The results speak for themselves. They are beautiful! The cover geometry fits perfect. The chamfer adds a wonderfully simple detail while the lacquer makes the grain pop. We used walnut for these covers but you can literally use any wood plus other composite materials. Anything your CNC machine can machine, you can make an outlet cover.
Our client was happy and our shop was profitable.
How much money did we make?
For these 18 outlet covers, we had them completed in 3.5 hours. That includes material milling, CNC time, hand work, finish and drying time. Plus, during the CNC drying time we were doing other jobs in the shop. Depending on the machine you choose and how much it costs and maintain, you will be able to come up with a dollar per hour cost of running the machine. This includes the initial capital, maintenance, tooling and bits, electricity, etc. You will also have a shop rate that determines how valuable your time is. Depending on your skill, demand, and abilities, this can be a pretty big window.

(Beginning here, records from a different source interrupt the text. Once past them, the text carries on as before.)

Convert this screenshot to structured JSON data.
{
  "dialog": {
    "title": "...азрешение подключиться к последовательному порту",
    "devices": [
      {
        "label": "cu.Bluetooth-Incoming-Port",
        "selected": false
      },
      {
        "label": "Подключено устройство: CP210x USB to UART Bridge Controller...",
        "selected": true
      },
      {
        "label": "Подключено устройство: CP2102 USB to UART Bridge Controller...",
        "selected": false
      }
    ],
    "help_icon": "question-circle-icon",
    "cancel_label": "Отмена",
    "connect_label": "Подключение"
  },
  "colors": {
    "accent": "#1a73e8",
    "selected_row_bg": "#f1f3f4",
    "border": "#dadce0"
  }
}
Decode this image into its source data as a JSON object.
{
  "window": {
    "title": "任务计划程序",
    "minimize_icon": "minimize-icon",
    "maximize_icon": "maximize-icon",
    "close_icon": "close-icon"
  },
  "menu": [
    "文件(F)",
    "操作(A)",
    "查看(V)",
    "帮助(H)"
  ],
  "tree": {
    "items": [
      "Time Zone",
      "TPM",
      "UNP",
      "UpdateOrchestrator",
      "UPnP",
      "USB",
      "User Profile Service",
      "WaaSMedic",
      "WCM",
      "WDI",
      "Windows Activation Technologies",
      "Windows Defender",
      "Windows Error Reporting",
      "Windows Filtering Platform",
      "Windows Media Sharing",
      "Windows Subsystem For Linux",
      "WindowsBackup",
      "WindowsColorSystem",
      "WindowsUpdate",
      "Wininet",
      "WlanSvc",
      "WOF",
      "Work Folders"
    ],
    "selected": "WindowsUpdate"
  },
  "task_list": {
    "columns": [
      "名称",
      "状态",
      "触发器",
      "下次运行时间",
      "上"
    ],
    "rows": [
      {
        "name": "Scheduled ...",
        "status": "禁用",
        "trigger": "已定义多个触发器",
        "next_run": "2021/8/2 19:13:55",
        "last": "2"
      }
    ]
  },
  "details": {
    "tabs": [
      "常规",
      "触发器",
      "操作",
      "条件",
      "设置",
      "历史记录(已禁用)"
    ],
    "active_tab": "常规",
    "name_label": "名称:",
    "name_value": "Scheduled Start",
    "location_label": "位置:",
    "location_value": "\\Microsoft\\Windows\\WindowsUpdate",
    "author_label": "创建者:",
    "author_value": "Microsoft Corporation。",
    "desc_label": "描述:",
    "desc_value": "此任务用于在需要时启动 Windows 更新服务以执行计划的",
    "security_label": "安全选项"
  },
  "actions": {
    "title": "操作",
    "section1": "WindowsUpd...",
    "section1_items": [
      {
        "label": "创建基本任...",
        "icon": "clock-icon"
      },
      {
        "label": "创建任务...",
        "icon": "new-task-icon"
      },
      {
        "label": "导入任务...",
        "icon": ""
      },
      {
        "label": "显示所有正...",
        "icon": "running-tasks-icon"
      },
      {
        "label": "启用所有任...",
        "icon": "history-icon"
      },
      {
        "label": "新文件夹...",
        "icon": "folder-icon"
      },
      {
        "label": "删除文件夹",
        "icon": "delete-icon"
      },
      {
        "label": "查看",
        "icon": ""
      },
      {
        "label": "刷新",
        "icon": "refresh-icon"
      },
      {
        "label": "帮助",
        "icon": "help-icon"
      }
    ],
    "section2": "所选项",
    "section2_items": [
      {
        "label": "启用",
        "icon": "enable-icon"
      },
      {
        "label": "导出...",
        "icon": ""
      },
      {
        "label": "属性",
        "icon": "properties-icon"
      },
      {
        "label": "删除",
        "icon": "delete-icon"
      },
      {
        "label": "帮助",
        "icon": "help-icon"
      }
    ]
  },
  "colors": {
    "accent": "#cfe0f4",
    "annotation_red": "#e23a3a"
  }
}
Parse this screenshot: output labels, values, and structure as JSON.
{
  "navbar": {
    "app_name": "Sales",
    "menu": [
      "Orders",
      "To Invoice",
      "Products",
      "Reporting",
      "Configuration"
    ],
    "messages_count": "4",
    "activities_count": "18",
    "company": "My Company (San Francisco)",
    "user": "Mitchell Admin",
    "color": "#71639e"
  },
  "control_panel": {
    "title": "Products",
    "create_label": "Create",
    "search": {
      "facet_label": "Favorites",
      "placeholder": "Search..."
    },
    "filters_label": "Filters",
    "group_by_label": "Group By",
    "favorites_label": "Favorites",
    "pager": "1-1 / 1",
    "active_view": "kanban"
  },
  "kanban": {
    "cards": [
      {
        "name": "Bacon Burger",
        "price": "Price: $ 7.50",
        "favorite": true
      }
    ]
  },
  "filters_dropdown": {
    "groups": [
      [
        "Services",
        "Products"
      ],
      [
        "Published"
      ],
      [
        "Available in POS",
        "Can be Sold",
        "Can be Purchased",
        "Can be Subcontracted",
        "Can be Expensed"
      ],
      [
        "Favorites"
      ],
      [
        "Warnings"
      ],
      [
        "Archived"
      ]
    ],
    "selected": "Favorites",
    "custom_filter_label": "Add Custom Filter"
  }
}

For example, we will have $20 per hour cost of running the machine and a $50 per hour as a shop rate per man. We had an two hours of CNC design time, milling, and hand work. Our CNC time was approximately an hour and a half.
CNC Time = $20 x 1.5 = $30.00
Labor = $50 x 1.5 = $75.00
Material costs = $40.00
Total cost = $145/18 covers = $8.05/cover.
Depending on your area, clientele, and demand, you certainly want to tack on to this number to grow your business. We charge $12 for a single outlet cover. This allows some room in our calculations as well as puts some money in for our other machines and business expenses.
Keep in mind, this price is for Walnut hardwood. If you use any other material, your material costs will go up or down. If a client wants a more complicated design, we may or may not adjust the price depending on if it adds another operation or significant amount of labor/machine time.